Как бы то ни было, я подхватил Надю и поставил на ноги. «Больше не могу, — закашлялась она. — Давай где-нибудь сядем». И в самом деле, она совсем запыхалась. Высвободившись из моих объятий, она направилась прямо к дереву. А я, Надя, да, в этот момент я чувствовал себя просто великолепно, чтобы не сказать был просто счастлив.

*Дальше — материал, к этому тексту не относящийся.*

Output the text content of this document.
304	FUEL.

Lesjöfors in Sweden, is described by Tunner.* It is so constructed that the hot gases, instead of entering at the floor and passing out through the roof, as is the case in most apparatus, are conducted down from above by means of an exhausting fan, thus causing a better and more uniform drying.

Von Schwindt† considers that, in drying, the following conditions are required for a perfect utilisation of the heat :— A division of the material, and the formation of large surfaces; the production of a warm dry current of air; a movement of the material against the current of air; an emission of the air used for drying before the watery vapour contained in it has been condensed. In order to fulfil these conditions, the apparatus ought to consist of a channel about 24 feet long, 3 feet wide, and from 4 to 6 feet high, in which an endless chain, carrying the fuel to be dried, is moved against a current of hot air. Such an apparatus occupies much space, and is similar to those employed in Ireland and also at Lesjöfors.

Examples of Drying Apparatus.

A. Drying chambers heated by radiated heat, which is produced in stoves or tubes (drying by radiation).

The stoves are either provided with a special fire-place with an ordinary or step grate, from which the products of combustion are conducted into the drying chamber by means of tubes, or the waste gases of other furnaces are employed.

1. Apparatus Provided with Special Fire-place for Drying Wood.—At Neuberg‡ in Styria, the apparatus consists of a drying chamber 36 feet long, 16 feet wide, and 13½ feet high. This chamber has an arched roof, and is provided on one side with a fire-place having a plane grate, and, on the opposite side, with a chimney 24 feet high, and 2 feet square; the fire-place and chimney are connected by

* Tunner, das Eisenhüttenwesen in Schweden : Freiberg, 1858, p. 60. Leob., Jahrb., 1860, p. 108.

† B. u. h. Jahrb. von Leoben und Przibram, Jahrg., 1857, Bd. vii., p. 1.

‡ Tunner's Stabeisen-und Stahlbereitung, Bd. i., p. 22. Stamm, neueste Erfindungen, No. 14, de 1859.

Что-что? И ты тоже постепенно начинаешь чувствовать себя великолепно? Хотя и торчишь в темноте, покачиваясь на стуле, теребя очки, многозначительно кривя губы? Похоже, тебя это признание только подстегнуло? Ты полагаешь, что я в первую очередь восхищаюсь собой, за Надин счет, верно? Дескать, какой орел Франк Бек. В роскошной форме. Весь супер из себя. И никакой робости перед сильным, здоровым молодым телом, благо есть возможность это доказать.
И это все, что ты можешь сообщить? Прибереги свои шутки, остряк, кривляка, скоморох. Я ведь и сам могу смешать себя с грязью. И даже вполне выразительно припечатать. Представь: в конце концов я крикнул Наде, что заложу еще один круг, небольшой, примерно на полчаса, а она пусть пока отдохнет. И действительно, как в трансе, поскакал в лес, довольно крупными для моего веса и возраста прыжками, воображая себя при этом молодым оленем, лисом или охотником-следопытом. Пока через пару сотен метров, весьма неизящно споткнувшись об этот покрытый мхом, гнилой пень, потерял равновесие на скользкой лесной почве и с размаху шмякнулся наземь, растянувшись во всю длину. Было ужасно больно. Лодыжка сразу же начала распухать. И я, тяжело хромая, побрел назад, к поляне.
А, ты уже запрыгал в своем углу, приосанился, занял боевую позицию. Тебе все больше нравится, что я лежу в нокдауне. Хочешь посмотреть на мою физиономию? Вопишь от радости? Готов захлопать в ладоши? Надеешься в ближайшее время вернуться на ринг? Во всеоружии идиотских шуток, дурацких шоу, кадров, снятых скрытой камерой? Не радуйся прежде времени. К счастью, я успел поумнеть, к счастью, я снова могу представить себе более внимательного наблюдателя. Даже у тебя когда-нибудь пройдет охота издеваться над людьми.
Итак, я похромал назад, к Наде. Разумеется, мне было стыдно, но все же я не решался поднять глаза от земли, главным образом потому, что, по правде говоря, боялся заплакать от боли. И заметил ее, только подойдя к стволу, на котором она сидела, обнажив грудь. Закатала безрукавку, закрыла глаза и загорала. Окончательно смутившись, я отвернулся и, не говоря ни слова, уселся на одну из мокрых кочек, покрытых увядшей травой и разбросанных на поляне, как множество желтых подушек.
— Дергает, — сказала она через некоторое время, похоже, она только сейчас заметила меня.
Я не отреагировал.
— Погляди.
Я медленно-медленно повернул голову, взглянул назад через плечо. Обеими руками Надя держала свою правую грудь.
— И немного жжет, — продолжала она. — Вероятно, из-за пота, шов еще не совсем зажил.
И тут я увидел тонкую, короткую красную черту под левым соском.
— Доброкачественная. Вчера пришел анализ из лаборатории.
Она соскользнула с дерева и направилась ко мне.
— Ты — единственный, кто об этом знает. — Ее тон был совершенно серьезен. Легкая усмешка отражала скрытую озабоченность, но одновременно и почти забавную боевую решимость. — Кроме мамы, конечно.
Она опустила на грудь безрукавку и присела, чтобы осмотреть мою лодыжку.
В тот момент я не чувствовал ничего. Она могла бы сесть ко мне на колени, дать пощечину, избить, и я бы не сообразил, что происходит.